But that's a different topic for a different day. A more fun day.

My other pet obsession (and let's prepare ourselves for a Champagne Rising Soapbox Opus, of sorts):

The marginalization of women in media.

It's insidious, it's pervasive, and it's creating an absolutely devastating global effect on female-kind -- PARTICULARLY because this inescapable objectification sends women and girls an all-too powerful message about their worth, their station, their value as a human being.

What's that message?

You're simply an object who exists for other people's sexual entertainment.

This is an ENOURMOUS topic -- obviously -- and I could spend days damning everything from the under-representation of women in the film industry (specifically behind the camera), to the rampant digital photo retouching in print media that creates artificial representations of the female form that undercut girls' understanding of what "normal" looks like from the first time she stands in line at the grocery store and stares at a photo-edited magazine cover.

I could harp on the egregiousness of "comedians" like Daniel Tosh trying to make "rape jokes," but I'm not even going to get into that. Every woman on the planet (and, let's be honest, every man as well) should boycott that particular "entertainer" from here to eternity -- a quick Google search will tell you everything you need to know about that situation, I'm not going to lower myself to quoting him here.

I could gather up hundreds of advertising and PR images used recently that show women subjugated and sexualized in attempts to sell anything from jeans, to fragrance, to burgers.

I could direct us to lists like THIS ONE that evaluate women politicians on the basis of their sexual attractiveness rather than professional merit.

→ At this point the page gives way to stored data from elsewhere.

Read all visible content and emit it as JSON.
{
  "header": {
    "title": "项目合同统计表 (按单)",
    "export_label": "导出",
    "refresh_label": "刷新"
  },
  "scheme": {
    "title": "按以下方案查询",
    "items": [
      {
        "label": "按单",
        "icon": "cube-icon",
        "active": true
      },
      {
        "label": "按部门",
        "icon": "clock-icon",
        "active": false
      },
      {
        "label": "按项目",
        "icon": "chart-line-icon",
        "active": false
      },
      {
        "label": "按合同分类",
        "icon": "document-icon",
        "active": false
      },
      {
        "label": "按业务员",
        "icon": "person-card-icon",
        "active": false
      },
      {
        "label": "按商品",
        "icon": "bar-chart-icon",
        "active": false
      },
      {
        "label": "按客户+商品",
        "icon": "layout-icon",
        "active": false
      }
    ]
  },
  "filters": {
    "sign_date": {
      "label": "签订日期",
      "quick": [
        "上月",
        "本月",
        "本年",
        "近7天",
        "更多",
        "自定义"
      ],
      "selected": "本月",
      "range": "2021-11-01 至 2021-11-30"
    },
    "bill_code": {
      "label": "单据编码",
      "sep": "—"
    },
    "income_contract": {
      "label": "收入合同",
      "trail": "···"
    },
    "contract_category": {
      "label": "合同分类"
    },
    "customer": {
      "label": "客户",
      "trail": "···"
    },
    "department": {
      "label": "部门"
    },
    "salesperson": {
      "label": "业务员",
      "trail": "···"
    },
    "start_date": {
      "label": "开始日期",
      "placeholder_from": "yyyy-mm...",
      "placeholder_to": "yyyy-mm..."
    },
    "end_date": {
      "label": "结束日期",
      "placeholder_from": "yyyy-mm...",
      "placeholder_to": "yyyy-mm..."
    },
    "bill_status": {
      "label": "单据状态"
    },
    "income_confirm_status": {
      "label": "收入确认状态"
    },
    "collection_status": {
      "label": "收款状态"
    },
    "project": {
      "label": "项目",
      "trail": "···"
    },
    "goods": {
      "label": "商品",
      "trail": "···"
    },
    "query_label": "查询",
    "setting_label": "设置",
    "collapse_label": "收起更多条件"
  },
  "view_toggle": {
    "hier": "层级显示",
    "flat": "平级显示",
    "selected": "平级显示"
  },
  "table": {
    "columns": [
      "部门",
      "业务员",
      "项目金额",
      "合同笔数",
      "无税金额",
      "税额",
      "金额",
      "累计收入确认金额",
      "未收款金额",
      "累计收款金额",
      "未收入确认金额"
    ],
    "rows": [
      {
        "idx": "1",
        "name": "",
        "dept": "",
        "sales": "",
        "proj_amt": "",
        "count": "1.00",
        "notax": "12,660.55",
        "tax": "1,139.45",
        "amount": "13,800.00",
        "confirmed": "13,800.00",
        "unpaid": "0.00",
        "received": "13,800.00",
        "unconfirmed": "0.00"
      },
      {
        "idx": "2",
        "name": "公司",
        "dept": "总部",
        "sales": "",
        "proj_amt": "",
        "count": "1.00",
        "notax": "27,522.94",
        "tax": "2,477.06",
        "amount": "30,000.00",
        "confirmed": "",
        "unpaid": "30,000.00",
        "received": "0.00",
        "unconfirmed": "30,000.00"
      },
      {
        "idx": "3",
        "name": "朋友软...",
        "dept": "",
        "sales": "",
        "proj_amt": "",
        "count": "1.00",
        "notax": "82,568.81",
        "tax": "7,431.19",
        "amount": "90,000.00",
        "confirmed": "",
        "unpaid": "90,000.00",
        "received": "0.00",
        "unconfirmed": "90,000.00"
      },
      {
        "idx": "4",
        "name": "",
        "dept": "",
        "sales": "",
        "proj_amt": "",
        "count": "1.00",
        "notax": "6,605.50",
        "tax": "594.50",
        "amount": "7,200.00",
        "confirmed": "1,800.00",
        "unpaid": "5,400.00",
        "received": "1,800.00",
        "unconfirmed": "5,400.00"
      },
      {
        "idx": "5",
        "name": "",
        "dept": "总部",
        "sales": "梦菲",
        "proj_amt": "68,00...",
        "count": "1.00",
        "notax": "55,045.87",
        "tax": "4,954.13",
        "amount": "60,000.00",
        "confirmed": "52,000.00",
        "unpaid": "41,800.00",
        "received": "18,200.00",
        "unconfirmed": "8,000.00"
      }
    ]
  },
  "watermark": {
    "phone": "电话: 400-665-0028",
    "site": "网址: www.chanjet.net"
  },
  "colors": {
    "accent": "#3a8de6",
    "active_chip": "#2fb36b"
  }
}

I could remind us that we set our kids down in front of Disney movies that create a fantasy world which we generally receive as fairly healthy and harmless, a world in which "princesses" abound, and are, almost always in need of either rescuing, marrying, or awakening by a prince, or a father, or.....a pet horse. You name it. These princesses can't help themselves out of a paper bag. But our girls want to be princesses, and we don't question whether or not they want to be EMPOWERED princess, or helpless slaves waiting for a leg up from their faceless prince.

I could point you to a well-read, rather popular celebrity gossip blog that's run by a gentleman who routinely disparages women with any extra meat on their bones, and the readers who routinely comment on those disparaging posts with equally disgusting perspectives on how women ought to look.

And let's not talk about our global "post-partum weight loss obsession" in the media that marginalizes a healthy mother and child and valorizes a "bikini-ready figure" as soon as the placenta drops.

But today I don't want to get bogged down in the depressing details of precisely how low media has allowed femininity to sink -- we'd all be crying into our "skinny lattes" (without realizing what a social statement even our coffee makes about our self-image. Guilty as charged). What I want to focus on are some of the small, simple, positive steps EVERYONE can take to move toward a recognition of the ways we routinely give up our power, and give the media permission to put a gun to the head of feminism and pull the trigger. Speaking of feminism: while I feel like my millennial generation has dismissed the phrase as something belonging to our mothers, a brilliant writer named Caitlin Moran puts it beautifully in an interview with the New York Times:
The word “feminism,” Moran said, has for some reason gone off the rails to connote, incorrectly, preachy humorlessness and grim separatism. “When I talk to girls, they go, ‘I’m not a feminist,’ ” she said. “And I say: ‘What? You don’t want to vote? Do you want to be owned by your husband? Do you want your money from your job to go into his bank account? If you were raped, do you still want that to be a crime? Congratulations: you are a feminist.’ ”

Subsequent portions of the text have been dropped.